Oigo gritar a Jaime por el auricular y no sé dónde meterme de tan avergonzada como me siento. Harry me mira, luego se concentra en la conversación y en todo lo que le está diciendo Jaime y, de vez en cuando, le contesta con un sí. Es un jefe como pocos hay en este mundo: comprensivo, caballeroso… Me está demostrando que puede llegar a entenderlo todo y creo incluso que se está sintiendo peor que yo. Está escuchando todo lo que tiene que decirle Jaime, fumando plácidamente un Habanos y, cuando acaba la conversación, en la cual casi no ha participado, me tiende el teléfono. Jaime quiere darme instrucciones precisas.

—Tu querido jefe te va a enviar a otro hotel. Cuando te hayas trasladado, me llamas y me comunicas tu nuevo número de habitación y el teléfono. Si es un señor te encontrará un sitio, por muy llenos que estén los hoteles en Milán. Espero tu llamada.

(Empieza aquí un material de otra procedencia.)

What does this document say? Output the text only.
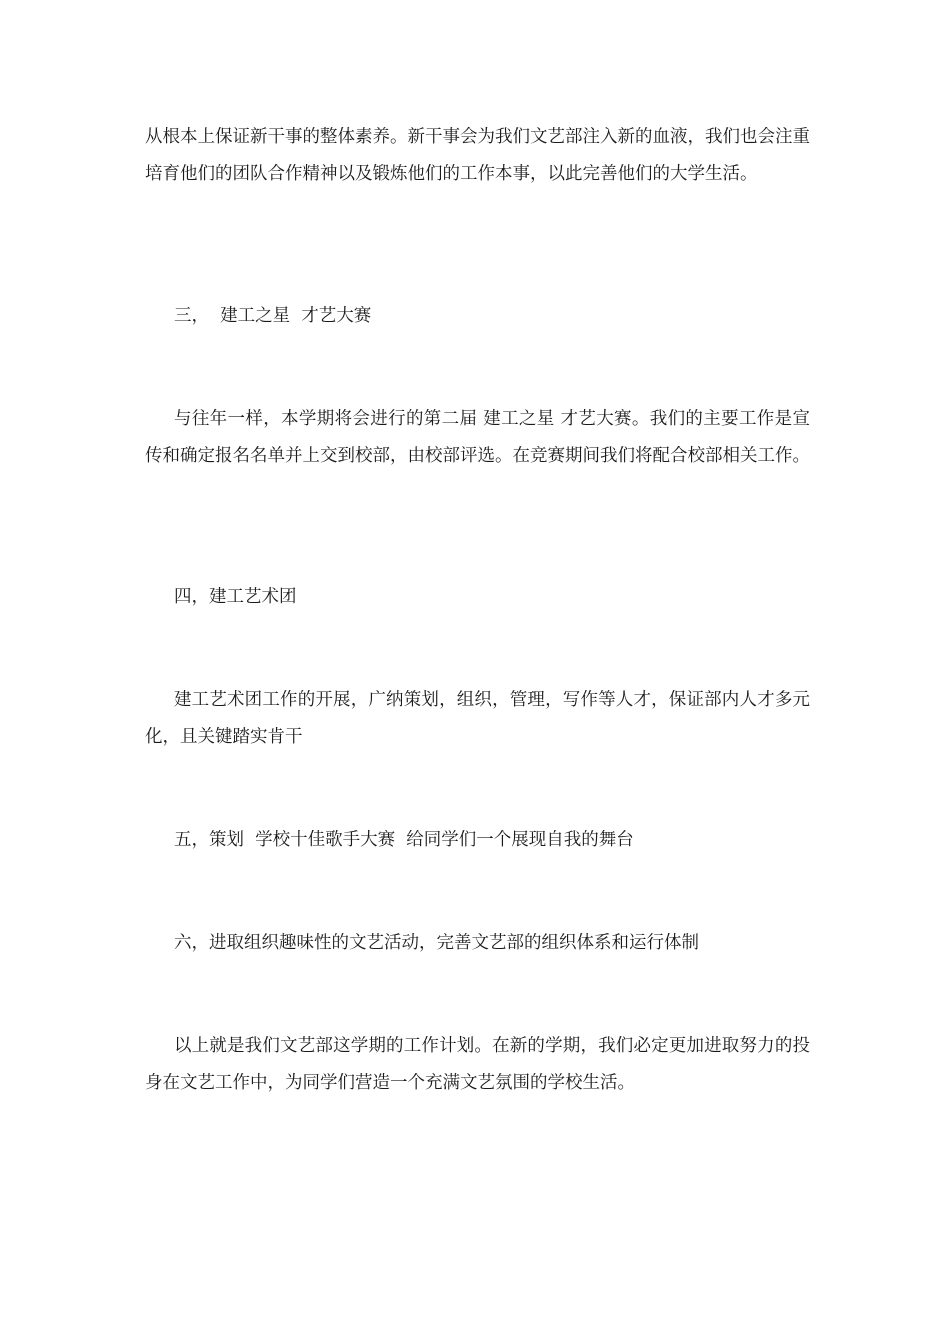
从根本上保证新干事的整体素养。新干事会为我们文艺部注入新的血液，我们也会注重培育他们的团队合作精神以及锻炼他们的工作本事，以此完善他们的大学生活。

三，  建工之星  才艺大赛

与往年一样，本学期将会进行的第二届 建工之星 才艺大赛。我们的主要工作是宣传和确定报名名单并上交到校部，由校部评选。在竞赛期间我们将配合校部相关工作。

四，建工艺术团

建工艺术团工作的开展，广纳策划，组织，管理，写作等人才，保证部内人才多元化，且关键踏实肯干

五，策划  学校十佳歌手大赛  给同学们一个展现自我的舞台

六，进取组织趣味性的文艺活动，完善文艺部的组织体系和运行体制

以上就是我们文艺部这学期的工作计划。在新的学期，我们必定更加进取努力的投身在文艺工作中，为同学们营造一个充满文艺氛围的学校生活。
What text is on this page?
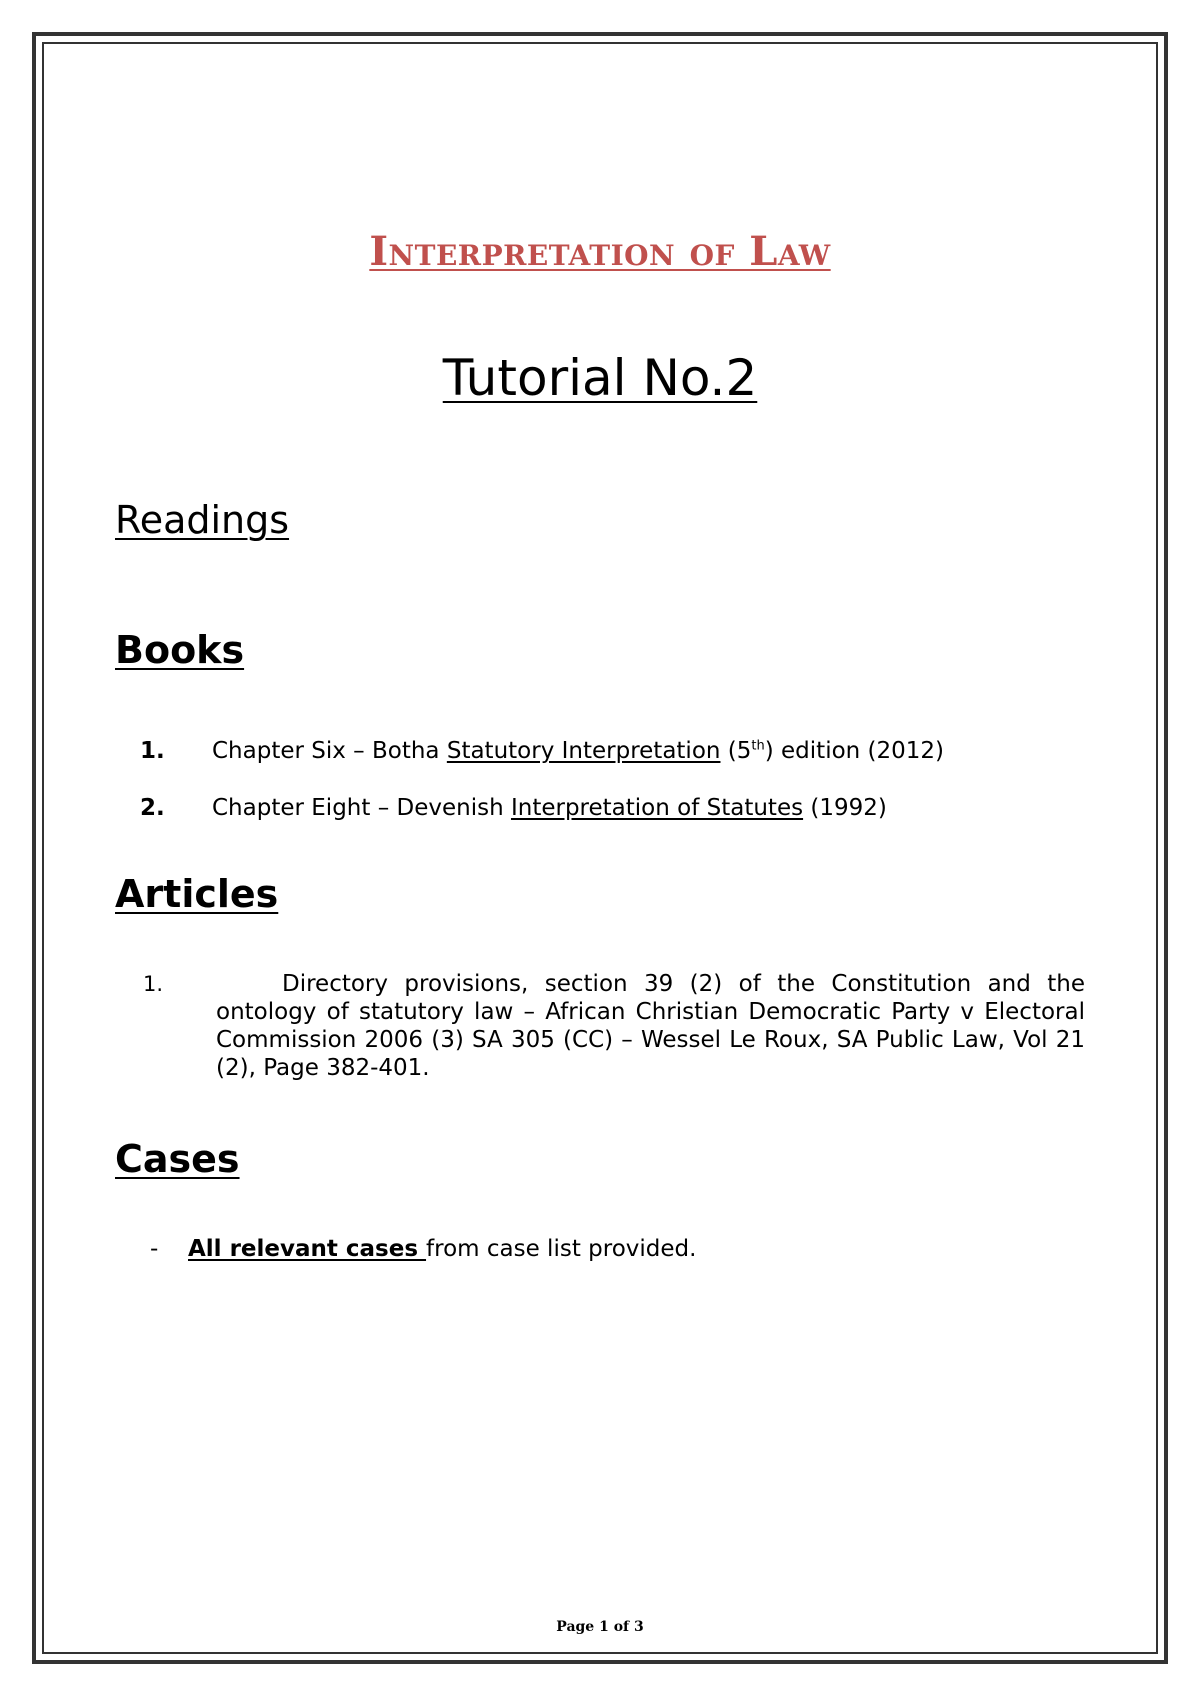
Interpretation of Law
Tutorial No.2
Readings
Books
1. Chapter Six – Botha Statutory Interpretation (5th) edition (2012)
2. Chapter Eight – Devenish Interpretation of Statutes (1992)
Articles
1.	Directory provisions, section 39 (2) of the Constitution and the ontology of statutory law – African Christian Democratic Party v Electoral Commission 2006 (3) SA 305 (CC) – Wessel Le Roux, SA Public Law, Vol 21 (2), Page 382-401.
Cases
- All relevant cases from case list provided.
Page 1 of 3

Y cuelga. Unas lágrimas empiezan a caer sobre la moqueta de color púrpura, y me pongo a balbucir disculpas por el mal rato que le acabo de hacer pasar a Harry. Él no deja de masticar el extremo del puro, tras apagarlo me dice:

—No te preocupes. Ahora mismo arreglamos la situación.

Hace unas cuantas llamadas, y una hora después su socio me traslada a otro hotel, a quinientos metros del Westin. No llamo a Jaime enseguida, y cuando lo hago está furioso de impaciencia. Le doy los números del hotel y de la habitación y a los pocos minutos me devuelve la llamada.

—¿Qué le has dicho a Harry? —le pregunto rabiosa.

—Las cosas adecuadas para que se comporte de una vez como un señor. De todas formas, tendré que hablar cara a cara con él cuando volváis del viaje, para que no se le ocurra una vez más intentar cualquier cosa contigo.

Le escucho indignada, sin poder responderle y profundamente triste. Lo peor es que me siento culpable de la situación. Pasamos gran parte de la noche al teléfono, él filosofando sobre las cosas de la vida, del amor, y sobre lo mucho que me queda por aprender, y yo escuchándole sin decir nada. Cuando colgamos, no puedo conciliar el sueño. Me pongo a llorar por la humillación y por la vergüenza que siento hacia Harry. Lloro por no tener la fuerza de replicarle a Jaime.